Fast alle Flüchtlinge drängen in die Ballungsräume und Großstädte.

Uwe Brandl, Bayerischer Gemeindetagspräsident

Bei der Eröffnung der Messe „Kommunale“ in Nürnberg sagte der bayerische Gemeindetagspräsident Uwe Brandl: „Der ländliche Raum, der ausreichend Wohnraum und Unterbringungsmöglichkeiten sowie vielfältige Chancen bereithält, scheint für die Flüchtlinge nicht attraktiv zu sein. Fast alle drängen in die Ballungsräume und Großstädte. Alle staatlichen und kommunalen Ebenen müssen zusammenarbeiten, um dieses Problem zu lösen.“

Ferner wies Brandl darauf hin, dass die Landratsämter derzeit massiv das Personal in ihren Jugendämtern aufstockten. „Dies hat Auswirkungen auf die Kreisumlage, die die Gemeinden, Märkte und Städte zu bezahlen haben. Hier muss der Staat eine faire Kostenerstattung sicherstellen“, so der Abensberger Bürgermeister. Außerdem forderte er eine Übernahme der kommunalen Ausgaben im Hinblick auf die unbegleiteten minderjährigen Flüchtlinge, deren Betreuung von den Bezirken finanziert wird. „12.000 dieser Jugendlichen befinden sich gegenwärtig in Bayern. Pro Person fallen Kosten von 6.000 Euro im Monat an, dies sind für 2016 über 720 Millionen Euro, die wiederum über Umlagen an die Kommunen weitergereicht werden. Wir brauchen hier dringend eine tragfähige finanzielle Lösung!“ Und dabei ist nicht eingerechnet, dass nächstes Jahr noch viel mehr unbegleitete Minderjährige kommen könnten.

Brandl forderte außerdem:

  • umfassende Fördermittel für den Wohnungsbau.
  • gemeinsame und durchfinanzierte Instrumente, um die Integration in Gesellschaft, Sprache und Arbeit schnell voran zu bringen.
  • die Übernahme der Personalkosten für die Asylbearbeitung und die Beratung an den staatlichen Landratsämtern und in den Unterkünften.
  • ein eigenes Asylleistungsgesetz, das die Sach-, Geld- und Betreuungsleistungen für alle Asylbewerber regelt.
  • klare Signale der Bundesregierung an die anderen Mitgliedstaaten der EU, dass Deutschland europäische Solidarität erwartet und nicht unbegrenzt Hilfe leisten kann.

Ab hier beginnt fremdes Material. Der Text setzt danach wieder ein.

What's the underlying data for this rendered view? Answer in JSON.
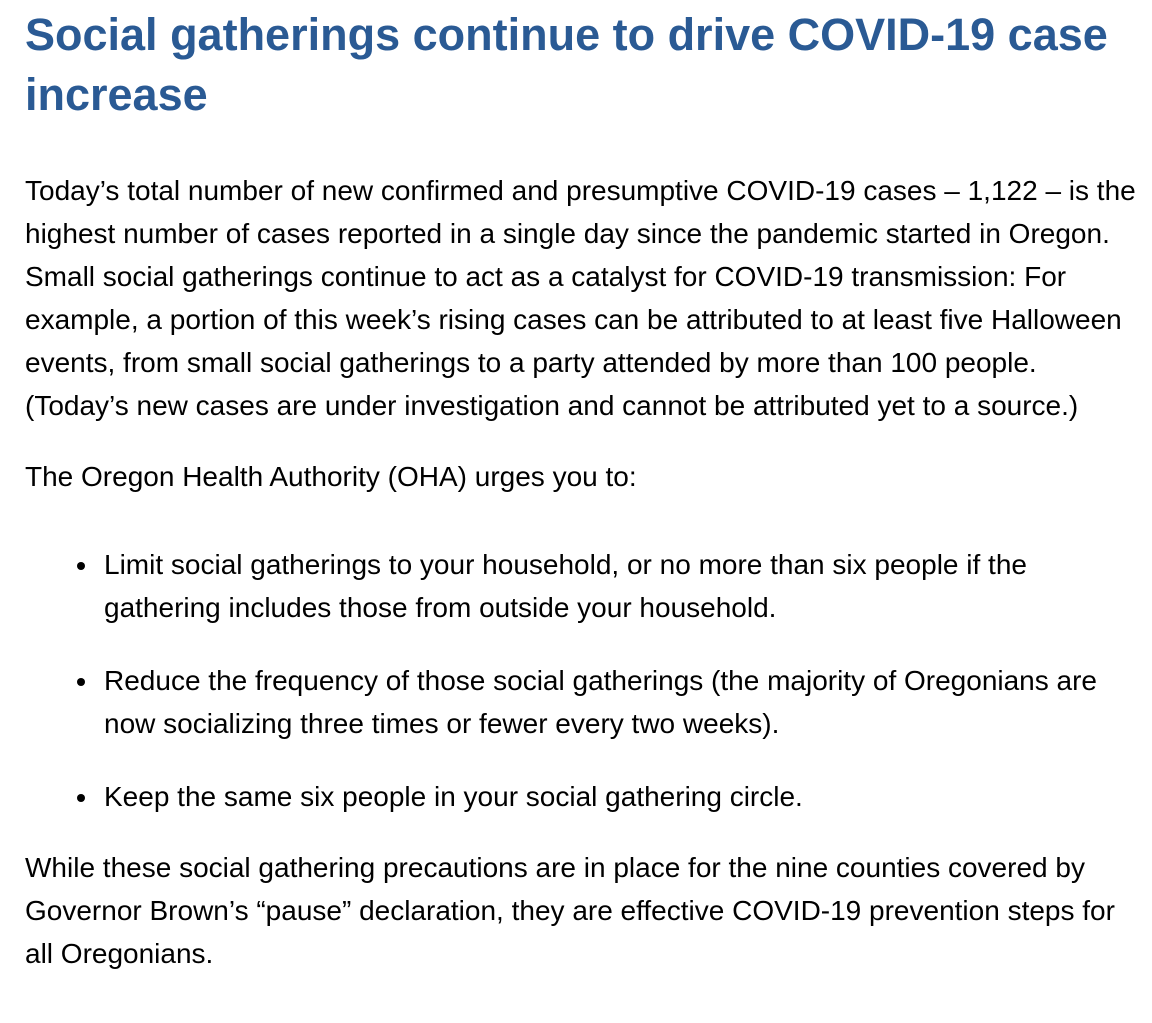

Grünes Land, andere Realität

Die bayerischen Grünen dagegen wollen laut den Leitanträgen für ihren Parteitag am Wochenende in Bad Windsheim die Kommunen verpflichten, so viele Flüchtlinge aufzunehmen, wie es zwei Prozent ihrer Einwohnerzahl entspricht. In der realen Welt haben viele Kommunen diesen Wert längst überschritten, weil eine faire Verteilung der vielen Asylbewerber gar nicht mehr möglich ist. Jede Unterkunft wird genommen, egal, wo sie steht. Starre Quoten sind in der aktuellen Lage nicht flexibel genug und deshalb Unsinn.

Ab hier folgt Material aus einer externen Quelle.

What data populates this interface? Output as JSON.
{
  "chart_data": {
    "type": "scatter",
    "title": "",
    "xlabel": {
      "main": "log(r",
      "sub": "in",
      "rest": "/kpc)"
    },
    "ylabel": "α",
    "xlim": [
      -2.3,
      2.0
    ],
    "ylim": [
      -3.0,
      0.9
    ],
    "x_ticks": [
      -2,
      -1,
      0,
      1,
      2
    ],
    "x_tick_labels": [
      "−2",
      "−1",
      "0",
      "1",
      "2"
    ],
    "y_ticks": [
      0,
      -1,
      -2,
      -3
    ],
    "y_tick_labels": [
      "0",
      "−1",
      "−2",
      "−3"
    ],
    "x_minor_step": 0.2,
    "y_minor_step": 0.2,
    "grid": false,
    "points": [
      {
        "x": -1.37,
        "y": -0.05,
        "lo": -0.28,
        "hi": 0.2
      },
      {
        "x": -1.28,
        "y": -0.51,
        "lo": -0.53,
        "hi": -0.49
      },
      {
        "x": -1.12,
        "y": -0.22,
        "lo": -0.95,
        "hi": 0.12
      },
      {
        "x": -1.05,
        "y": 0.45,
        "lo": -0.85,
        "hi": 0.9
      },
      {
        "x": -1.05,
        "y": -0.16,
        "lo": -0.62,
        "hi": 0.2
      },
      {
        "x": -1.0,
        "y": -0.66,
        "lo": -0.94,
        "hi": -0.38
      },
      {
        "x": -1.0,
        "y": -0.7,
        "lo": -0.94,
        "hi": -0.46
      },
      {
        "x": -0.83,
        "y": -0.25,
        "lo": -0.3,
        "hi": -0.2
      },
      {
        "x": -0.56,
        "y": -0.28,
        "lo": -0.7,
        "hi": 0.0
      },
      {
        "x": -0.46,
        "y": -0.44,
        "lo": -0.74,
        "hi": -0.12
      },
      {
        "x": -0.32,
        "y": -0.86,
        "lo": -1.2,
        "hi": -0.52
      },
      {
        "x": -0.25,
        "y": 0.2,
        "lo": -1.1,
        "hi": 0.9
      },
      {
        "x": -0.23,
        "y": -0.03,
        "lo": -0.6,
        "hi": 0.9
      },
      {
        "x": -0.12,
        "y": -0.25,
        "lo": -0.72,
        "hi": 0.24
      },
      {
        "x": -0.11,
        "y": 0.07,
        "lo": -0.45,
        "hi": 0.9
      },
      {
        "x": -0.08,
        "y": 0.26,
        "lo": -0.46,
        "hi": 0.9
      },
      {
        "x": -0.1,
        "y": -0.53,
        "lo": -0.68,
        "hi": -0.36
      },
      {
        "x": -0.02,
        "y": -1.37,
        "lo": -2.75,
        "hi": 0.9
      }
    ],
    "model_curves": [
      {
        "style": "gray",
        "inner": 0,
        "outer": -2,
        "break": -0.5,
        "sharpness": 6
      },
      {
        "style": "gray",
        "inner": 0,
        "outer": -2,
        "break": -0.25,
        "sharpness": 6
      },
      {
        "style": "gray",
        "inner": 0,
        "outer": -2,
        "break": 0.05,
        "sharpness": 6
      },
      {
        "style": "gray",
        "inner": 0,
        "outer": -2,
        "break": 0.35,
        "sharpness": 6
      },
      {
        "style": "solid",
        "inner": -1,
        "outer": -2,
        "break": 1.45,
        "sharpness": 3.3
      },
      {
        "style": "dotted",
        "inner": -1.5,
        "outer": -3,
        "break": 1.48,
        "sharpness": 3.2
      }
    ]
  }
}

Auch die Bremer Grünen, die den Asylkompromiss von Bund und Ländern abgelehnt haben, zeigen zum wiederholten Male, dass diese Partei nicht geeignet ist, Verantwortung für unser Land zu tragen. Damit muss sich Bremen nach dem Koalitionsvertrag bei der Abstimmung im Bundesrat am Freitag enthalten – oder die beiden Landesvertreter unterschiedlich abstimmen. Dieses Verhalten hat den Bremer Koalitionspartner SPD massiv verärgert.